Hace diez años un español amigo -fue muy, muy amigo- le vio salir a por el pan con una bolsita de red trenzada, 50 kilos de sobra y mal vestido. No se saludaron y los dos entendieron por qué. Fue Carlos Herrera en su magnífico programa «Las Coplas» el que consiguió que tras cuarenta años Miguel se pusiera delante de las cámaras de una televisión española. Decían que a Miguel le gustó lo mucho que sabía Carlos de la canción y el talón de tres millones que ofrecía Canal Sur. Sea por la razón que fuera queda una grabación antológica de una parte de España que se nos fue por las rendijas del odio que en España hemos cocido en grandes pucheros de desprecio. 
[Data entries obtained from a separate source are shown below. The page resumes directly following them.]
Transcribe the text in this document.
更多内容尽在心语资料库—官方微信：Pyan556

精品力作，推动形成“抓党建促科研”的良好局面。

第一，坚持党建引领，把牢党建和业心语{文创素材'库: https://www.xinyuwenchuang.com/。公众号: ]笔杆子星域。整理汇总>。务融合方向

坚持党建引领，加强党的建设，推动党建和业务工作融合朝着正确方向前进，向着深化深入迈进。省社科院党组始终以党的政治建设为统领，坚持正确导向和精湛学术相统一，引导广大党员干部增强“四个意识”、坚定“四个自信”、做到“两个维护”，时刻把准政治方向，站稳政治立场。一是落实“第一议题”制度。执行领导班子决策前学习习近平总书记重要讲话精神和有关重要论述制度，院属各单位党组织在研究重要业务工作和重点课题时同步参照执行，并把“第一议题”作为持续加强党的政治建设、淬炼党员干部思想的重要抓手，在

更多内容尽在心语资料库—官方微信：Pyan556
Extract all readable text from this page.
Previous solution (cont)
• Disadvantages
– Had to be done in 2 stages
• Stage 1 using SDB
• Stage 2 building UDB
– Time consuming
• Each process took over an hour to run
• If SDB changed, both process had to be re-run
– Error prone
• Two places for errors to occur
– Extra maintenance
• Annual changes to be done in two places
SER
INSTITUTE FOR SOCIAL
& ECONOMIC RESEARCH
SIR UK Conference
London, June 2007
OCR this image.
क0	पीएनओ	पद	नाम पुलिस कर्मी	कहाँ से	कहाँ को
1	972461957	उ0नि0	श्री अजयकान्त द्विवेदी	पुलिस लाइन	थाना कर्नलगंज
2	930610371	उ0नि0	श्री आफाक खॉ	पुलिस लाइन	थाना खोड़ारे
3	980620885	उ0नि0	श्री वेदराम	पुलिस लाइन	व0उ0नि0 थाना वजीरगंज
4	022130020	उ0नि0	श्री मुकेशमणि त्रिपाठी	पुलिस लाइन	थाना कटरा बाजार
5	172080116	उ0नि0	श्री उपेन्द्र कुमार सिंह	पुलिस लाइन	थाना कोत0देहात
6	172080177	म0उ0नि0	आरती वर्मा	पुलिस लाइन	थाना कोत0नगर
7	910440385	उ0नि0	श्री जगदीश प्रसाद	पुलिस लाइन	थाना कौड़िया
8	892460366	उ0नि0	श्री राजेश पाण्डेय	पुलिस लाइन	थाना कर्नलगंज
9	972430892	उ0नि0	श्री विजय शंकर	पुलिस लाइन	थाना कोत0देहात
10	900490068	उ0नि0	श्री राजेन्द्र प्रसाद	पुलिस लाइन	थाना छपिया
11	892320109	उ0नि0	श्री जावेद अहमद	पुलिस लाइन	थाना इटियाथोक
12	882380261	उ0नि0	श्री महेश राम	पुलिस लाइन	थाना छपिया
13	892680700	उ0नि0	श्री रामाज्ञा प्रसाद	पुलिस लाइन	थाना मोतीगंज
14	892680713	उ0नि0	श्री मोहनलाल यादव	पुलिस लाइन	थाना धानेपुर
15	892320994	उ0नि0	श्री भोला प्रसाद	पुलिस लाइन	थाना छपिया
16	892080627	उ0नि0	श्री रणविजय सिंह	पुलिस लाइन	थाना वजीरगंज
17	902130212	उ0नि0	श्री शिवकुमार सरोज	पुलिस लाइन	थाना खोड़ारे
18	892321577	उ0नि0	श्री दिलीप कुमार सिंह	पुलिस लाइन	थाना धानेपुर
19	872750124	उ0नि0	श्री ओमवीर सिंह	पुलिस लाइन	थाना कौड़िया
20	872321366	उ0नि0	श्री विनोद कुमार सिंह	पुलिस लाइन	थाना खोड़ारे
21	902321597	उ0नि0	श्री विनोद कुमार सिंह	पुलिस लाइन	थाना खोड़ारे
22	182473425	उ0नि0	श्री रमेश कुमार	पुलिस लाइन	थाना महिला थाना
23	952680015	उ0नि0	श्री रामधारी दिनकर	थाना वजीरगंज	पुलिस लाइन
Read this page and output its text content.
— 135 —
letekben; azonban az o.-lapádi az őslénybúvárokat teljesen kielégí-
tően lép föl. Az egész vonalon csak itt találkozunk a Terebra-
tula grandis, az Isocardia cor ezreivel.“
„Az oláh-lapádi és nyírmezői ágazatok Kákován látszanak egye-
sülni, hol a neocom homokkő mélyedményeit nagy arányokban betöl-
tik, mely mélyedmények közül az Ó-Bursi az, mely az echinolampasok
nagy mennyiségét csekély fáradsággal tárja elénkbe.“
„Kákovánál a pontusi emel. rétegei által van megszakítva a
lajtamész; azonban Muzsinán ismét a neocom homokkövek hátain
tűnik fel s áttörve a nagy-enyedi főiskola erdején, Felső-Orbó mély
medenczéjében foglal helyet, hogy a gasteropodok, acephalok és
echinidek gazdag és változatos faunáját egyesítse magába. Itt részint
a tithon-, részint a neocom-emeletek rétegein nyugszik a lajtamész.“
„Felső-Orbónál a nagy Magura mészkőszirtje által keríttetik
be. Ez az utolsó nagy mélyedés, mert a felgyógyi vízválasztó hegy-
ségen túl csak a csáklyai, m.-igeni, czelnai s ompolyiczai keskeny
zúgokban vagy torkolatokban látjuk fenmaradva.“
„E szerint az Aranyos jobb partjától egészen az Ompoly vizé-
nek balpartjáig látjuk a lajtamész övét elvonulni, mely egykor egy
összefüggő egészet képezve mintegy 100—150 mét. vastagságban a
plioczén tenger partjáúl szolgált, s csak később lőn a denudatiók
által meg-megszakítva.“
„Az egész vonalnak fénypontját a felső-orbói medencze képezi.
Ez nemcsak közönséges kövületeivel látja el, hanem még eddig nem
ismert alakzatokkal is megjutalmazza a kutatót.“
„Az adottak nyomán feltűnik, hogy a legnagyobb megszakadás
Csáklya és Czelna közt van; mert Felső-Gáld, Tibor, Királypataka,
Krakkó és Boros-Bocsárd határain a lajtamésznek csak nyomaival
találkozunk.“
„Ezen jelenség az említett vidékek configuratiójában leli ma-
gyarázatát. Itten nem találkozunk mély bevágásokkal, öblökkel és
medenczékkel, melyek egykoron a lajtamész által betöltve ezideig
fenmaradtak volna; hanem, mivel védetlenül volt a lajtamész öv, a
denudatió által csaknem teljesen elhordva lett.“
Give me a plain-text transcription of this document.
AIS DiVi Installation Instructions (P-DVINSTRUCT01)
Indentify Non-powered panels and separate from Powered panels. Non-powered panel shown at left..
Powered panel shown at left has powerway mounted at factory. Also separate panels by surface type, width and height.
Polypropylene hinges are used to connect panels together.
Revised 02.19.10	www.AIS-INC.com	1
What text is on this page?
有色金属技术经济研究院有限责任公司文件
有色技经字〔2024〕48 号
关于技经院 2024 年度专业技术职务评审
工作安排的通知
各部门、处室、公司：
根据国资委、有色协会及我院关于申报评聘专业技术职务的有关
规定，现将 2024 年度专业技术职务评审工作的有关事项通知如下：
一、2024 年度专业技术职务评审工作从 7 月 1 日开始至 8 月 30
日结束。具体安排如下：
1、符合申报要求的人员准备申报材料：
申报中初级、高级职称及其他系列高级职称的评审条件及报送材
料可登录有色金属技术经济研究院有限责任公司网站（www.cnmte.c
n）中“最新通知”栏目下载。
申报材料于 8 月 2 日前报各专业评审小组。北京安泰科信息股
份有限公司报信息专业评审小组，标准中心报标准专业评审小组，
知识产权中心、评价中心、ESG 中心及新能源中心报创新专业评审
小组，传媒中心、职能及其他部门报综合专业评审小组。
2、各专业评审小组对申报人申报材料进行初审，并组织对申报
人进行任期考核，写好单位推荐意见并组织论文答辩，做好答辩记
Con los ojos hinchados de mucho llorar, acariciando la camisa que Miguel guardaba como un tesoro -fue bordando a punto de realce una a una las firmas de los personajes que quisieron mostrarle su admiración a través de los años de carrera, estampando su señal en la batista que parecía un monumento erguido en los camerinos de su historia- y recordando al «Marqués» -Rafael de León- y a Federico García Lorca y a Antoñito Quintero y a Quiroga y Ochaita... temblando titubeó y dijo: «Ojos verdes, verdes como la albahaca». Y España dejó de ser el erial abandonado de El divino impaciente.